The Munich Security Conference (MSC) held the second Munich Leaders Meeting (MLM) of the year in Bucharest. In cooperation with the Romanian Ministry of Foreign Affairs, the MSC gathered around 75 high-ranking participants in the run-up to the NATO foreign ministers’ meeting in the Romanian capital.
The main topics were the effects of the Russian war of aggression against Ukraine and the security policy challenges in the region. On the fringes of the meeting, Deutsche Welle spoke to Natalia Gavrilita, Prime Minister of the Republic of Moldova.
DW: What are the three main risks for Moldova in the context of Russia’s war of aggression in Ukraine?
Natalia Gavrilita: First of all, the attack on the energy infrastructure in Ukraine. Due to these attacks, we have already had two power outages across the country: on November 15 and a week ago. Today we heard about new potential attacks, including on targets in the nearby Odessa region.
I think the risks related to energy security are the main risks we face – also because of the connection through Ukraine, because we don’t have a high-voltage line that can be connected to the Romanian system. We are working on it and hopefully we will have a common high-voltage line in 2024. Until then, we are very vulnerable.
DW: Projects of this kind have been delayed for years. What makes you think they are being implemented now?
There was no political will. We saw that the Iasi-Chisinau gas pipeline (from Romania to Moldova – editor’s note) only started operating last October, after we took over the government. That was after the first energy blackmail in 2021, but this pipeline is now also helping us gain access to alternative gas sources.
Unfortunately, although in 2019 we signed the contract for connection to the Romanian electricity grid via the Vulcanesti-Isaccea line, the financing of the high-voltage section to Chisinau has only just started (until completion, the line will pass through the separatist region of Transnistria – editor’s note .).
We are sure that all these projects will be implemented now because there is political will, because we understand that the diversification of energy sources is directly related to our security.
DW: To what extent can the internal unrest destabilize the situation in your country?
We are in the midst of a hybrid war with lots of misinformation, with oligarchs funding the protests and placed on international sanctions lists. We cannot say that against the background of rising prices and falling purchasing power, there is no dissatisfaction.
But what has been happening on the streets of Chisinau in recent weeks are provocations carried out with the support of foreign services.

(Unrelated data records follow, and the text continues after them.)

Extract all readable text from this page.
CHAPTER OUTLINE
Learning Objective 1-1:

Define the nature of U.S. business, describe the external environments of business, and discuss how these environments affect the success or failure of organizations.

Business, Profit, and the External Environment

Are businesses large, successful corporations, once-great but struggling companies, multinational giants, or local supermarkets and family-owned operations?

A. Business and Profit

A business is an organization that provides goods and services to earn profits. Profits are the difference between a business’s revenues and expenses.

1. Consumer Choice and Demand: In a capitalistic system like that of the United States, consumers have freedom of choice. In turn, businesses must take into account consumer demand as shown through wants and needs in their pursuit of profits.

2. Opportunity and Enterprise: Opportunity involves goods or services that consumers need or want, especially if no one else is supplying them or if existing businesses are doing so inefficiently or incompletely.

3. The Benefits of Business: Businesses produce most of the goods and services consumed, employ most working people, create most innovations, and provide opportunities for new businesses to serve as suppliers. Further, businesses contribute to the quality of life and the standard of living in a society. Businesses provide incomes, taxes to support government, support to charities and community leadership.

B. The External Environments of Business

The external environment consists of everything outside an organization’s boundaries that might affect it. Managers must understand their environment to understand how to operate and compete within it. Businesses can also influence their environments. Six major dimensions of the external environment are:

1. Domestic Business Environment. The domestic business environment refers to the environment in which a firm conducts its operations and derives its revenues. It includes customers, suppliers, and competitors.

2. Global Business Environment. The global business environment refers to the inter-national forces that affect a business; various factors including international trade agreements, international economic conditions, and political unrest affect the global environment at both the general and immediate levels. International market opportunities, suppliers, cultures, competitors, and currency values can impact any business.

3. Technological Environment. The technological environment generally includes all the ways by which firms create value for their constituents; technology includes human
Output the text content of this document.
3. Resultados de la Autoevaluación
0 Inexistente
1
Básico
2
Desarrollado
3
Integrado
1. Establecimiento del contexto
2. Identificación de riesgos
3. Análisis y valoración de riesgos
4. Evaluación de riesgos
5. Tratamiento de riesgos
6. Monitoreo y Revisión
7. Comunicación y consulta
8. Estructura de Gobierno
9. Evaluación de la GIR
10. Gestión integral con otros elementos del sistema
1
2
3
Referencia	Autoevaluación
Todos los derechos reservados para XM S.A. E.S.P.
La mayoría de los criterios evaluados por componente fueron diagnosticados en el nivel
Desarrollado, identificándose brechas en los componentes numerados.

DW: Do you think that Russia still has a strong influence to destabilize Moldova, or are there enough forces that support the course of the government in Chisinau?
First of all, we have a strong parliamentary majority – 63 seats out of 100 in Parliament. There is very good cooperation between the government, the presidency and the parliament. We are all aligned to the same European integration policy, to the same desire to anchor Moldova in the free world.
We have the mandate and the legitimacy that the citizens gave us, we have come for four years and are gradually creating order – and you can see that. We manage to maintain stability even under these very difficult conditions.
DW: Do you have any data on cyber attacks and other types of attacks launched by Russia against Moldova that we don’t see but are being felt in your country?
This year we had about 300 bomb alerts. Just this morning when we were about to fly to Bucharest, there was a bomb alarm on the plane we were about to take. We have new protocols to deal with these crisis situations.
We also had 200 cyber attacks, August’s being the strongest. Together with our partners, we are working to increase our defense capability to counter hybrid warfare.
We also face a hostile information environment: a lot of disinformation, a lot of Telegram channels or websites that are difficult to control even by countries with greater capacities than Moldova.
DW: In Moldova, a debate is being launched by Anatol Salaru, the former defense minister, who spoke of unification with Romania in the event of an attack on Moldova. Do you think that discussions on this topic currently make sense or are they more of a provocation?
At this moment we must maintain peace and stability in Moldova. We must recognize that we have a multi-ethnic society. Therefore, we must take a balanced approach during this period and ensure social cohesion.
Even if it is necessary to discuss the issues related to the global changes taking place and what they mean for us, we must take care of stability and social cohesion.
DW: What would be three very important things that you still need from Romania?
We need help with access to alternative energy sources, we need help to deal with the logistical crisis, which means increasing the capacity at the border – and, of course, financial help.
We know that Romania is already doing a lot for Moldova. We also saw Romania’s efforts to draw the international community’s attention to Moldova at this conference of MLM leaders (Munich Leaders Meeting in Bucharest – ed.). We will continue to work with the Romanian government – and together we will be successful.